After you're supplying the shellcode in an environment variable, you'll need to base the address of what you're overwriting the return address with on the location of the shellcode. The shellcode and other environment variables will be at slightly higher addresses than the local variables on the stack you may have already looked at in GDB. If you've got a big NOP sled, you may be able to just use a trial and error process, but you can also use the command p getenv("SHELLCODE") when running under GDB to tell you the location of an environment variable on that execution. The layout of the stack differs a little bit inside versus outside of GDB, but it's usually a small variation that can be handled by the NOP sled. By the way, to handle small variations in both directions, you should target your jump at the middle of the NOP sled.

The paragraphs above should lay out the main pieces you need to put together to make your attack work. However there are a lot of little details that have to work correctly together, so you shouldn't be surprised if your attack doesn't work as expected the first time you try it. This is where GDB comes into the process again: use it to look at what it happening in various stages of execution from the normal execution of the code, to overwriting the return address, jumping to the shellcode, and executing through the shellcode.

Extra complexity 1: try changing the shellcode to execute a different program. /bin/ls is a good first thing to try since it's the same number of characters. A program with a longer path (xcalc would also be traditional) may need a slightly larger change. Because of the way the program path is encoded, you'll also need to do some arithmetic, which can be done with GDB or Perl, among other possibilities.

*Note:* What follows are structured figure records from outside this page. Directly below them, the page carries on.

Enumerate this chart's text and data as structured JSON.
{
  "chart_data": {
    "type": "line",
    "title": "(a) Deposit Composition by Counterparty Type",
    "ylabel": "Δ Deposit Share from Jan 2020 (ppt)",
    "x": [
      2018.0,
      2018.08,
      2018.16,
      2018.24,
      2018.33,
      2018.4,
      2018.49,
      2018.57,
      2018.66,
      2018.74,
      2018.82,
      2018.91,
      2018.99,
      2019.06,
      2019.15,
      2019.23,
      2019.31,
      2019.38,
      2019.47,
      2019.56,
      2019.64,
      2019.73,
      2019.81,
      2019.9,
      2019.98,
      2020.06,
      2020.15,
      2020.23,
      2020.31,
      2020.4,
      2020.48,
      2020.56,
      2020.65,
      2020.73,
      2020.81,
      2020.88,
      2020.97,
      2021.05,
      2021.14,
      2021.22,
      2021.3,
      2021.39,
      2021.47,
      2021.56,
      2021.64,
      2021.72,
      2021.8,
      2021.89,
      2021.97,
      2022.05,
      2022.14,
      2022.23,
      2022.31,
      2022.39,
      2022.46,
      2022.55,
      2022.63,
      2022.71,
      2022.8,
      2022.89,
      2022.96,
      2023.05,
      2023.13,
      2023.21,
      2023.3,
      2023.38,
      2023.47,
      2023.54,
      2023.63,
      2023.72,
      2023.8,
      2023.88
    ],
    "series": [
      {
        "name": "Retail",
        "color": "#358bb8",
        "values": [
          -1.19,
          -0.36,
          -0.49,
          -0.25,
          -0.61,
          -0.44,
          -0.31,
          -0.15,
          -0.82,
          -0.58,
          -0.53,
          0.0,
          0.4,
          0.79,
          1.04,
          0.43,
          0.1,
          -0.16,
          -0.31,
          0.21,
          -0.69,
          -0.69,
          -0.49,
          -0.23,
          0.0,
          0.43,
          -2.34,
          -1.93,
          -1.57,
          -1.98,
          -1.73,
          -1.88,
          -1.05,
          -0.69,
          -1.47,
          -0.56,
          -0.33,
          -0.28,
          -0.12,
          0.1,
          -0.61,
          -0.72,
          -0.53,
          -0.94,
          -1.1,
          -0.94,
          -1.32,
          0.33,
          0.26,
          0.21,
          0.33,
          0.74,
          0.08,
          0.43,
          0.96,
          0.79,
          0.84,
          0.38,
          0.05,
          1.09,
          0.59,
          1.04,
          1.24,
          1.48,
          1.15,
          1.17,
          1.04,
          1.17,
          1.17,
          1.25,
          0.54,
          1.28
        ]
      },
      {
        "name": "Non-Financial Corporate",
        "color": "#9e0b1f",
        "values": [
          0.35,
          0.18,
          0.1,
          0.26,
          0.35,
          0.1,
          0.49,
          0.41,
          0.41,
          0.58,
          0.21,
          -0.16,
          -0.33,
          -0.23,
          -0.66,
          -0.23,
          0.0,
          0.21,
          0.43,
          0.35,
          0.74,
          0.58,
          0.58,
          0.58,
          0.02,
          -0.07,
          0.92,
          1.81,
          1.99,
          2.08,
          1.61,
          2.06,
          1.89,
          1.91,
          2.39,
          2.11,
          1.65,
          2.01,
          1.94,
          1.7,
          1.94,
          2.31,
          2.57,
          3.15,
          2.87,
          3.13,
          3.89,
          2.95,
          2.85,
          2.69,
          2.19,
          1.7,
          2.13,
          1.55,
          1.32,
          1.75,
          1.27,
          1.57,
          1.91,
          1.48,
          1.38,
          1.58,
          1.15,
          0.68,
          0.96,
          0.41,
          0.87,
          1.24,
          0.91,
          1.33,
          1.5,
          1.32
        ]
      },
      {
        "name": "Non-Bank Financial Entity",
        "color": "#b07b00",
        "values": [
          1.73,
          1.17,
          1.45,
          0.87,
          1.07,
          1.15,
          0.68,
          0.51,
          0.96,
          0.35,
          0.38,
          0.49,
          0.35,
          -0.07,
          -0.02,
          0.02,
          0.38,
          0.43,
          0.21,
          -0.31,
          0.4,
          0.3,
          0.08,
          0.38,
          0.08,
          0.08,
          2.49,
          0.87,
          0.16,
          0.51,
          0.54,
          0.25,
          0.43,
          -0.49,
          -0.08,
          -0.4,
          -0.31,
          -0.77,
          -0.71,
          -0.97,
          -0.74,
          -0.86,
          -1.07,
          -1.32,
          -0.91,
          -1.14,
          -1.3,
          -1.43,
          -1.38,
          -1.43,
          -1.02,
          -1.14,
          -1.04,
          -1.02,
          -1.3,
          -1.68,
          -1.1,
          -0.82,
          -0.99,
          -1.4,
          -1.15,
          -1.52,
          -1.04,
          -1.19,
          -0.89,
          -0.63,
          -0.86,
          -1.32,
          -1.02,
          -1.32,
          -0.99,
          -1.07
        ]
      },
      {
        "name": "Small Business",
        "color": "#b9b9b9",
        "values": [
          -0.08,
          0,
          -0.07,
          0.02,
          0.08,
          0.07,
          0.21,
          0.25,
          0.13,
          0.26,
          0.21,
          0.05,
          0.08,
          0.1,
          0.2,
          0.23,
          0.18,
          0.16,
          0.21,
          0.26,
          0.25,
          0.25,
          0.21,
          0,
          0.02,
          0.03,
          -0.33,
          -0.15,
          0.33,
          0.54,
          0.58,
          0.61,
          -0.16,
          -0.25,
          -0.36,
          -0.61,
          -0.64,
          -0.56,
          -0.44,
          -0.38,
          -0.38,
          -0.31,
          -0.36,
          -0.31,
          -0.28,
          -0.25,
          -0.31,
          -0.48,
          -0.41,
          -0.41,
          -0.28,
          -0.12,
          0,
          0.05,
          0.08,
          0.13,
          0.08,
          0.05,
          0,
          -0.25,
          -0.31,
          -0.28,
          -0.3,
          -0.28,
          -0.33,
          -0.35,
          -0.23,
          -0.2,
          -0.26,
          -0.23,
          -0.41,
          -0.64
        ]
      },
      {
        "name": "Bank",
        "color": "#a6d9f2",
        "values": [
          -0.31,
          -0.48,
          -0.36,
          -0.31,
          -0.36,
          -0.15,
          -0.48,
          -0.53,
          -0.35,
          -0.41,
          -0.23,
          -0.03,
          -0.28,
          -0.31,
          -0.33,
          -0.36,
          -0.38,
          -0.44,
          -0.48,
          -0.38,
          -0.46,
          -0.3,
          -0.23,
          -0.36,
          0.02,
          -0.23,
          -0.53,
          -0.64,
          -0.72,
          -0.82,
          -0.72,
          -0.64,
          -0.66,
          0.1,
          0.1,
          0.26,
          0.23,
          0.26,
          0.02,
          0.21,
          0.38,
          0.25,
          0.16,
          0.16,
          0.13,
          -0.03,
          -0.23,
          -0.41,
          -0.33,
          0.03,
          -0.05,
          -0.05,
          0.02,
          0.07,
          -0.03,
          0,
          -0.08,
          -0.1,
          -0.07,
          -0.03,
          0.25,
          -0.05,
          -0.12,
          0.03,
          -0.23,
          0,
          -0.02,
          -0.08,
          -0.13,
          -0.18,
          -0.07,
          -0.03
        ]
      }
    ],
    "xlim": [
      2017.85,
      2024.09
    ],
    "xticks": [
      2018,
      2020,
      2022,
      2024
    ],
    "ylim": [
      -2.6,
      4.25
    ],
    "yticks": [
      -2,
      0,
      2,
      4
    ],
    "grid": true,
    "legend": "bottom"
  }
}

Extra complexity 2: change your attack so that instead of putting the shellcode in an environment variable, the shellcode goes in the same file that overwrites the buffer. You'll need to be more exact about the address of that buffer to make this work.
(Side effects of a buffer overflow.)
The second part of the lab extends the same basic setup as the first part, but we've made the vulnerable program more complex in a way that makes an attack more difficult. You can get a copy in the same way as before:
```
cp /web/classes/Spring-2022/csci4271/labs/03/overflow-from-file-2{.c,} .
```
If you look at what has been added to the read_and_print function, there is some additional checking code between the read that causes the overflow and the end of the function. If you're not clear why this is a problem, try extending your attack from the previous part to work for this program. The shellcode can be exactly the same, but the stack layout of the read_and_print function is a bit different. Go ahead and do that now before reading the next paragraph.

The problem is that the local variable b is stored in between the buffer and the return address in the stack frame. If you overwrite b with an arbitrary value, the checks that the program does on the value will fail, and the program will exit without ever getting to your overwritten return address. Adjust your attack so that works again. The easiest way to do this is to ``overwrite'' b with exactly the same value it was supposed to have in the first place. You may find it useful to use the program nm to find the address of a symbol in a binary. For instance this command:
```
nm overflow-from-file-2 | fgrep read_and_print
```
will find the address of the read_and_print function.

Extra complexity: in a more complicated scenario, it might be hard for an attacker to predict the old value of b. Since b is a pointer, another choice would be to make it point to another area of your choosing, and then put data there that would pass the program's checks.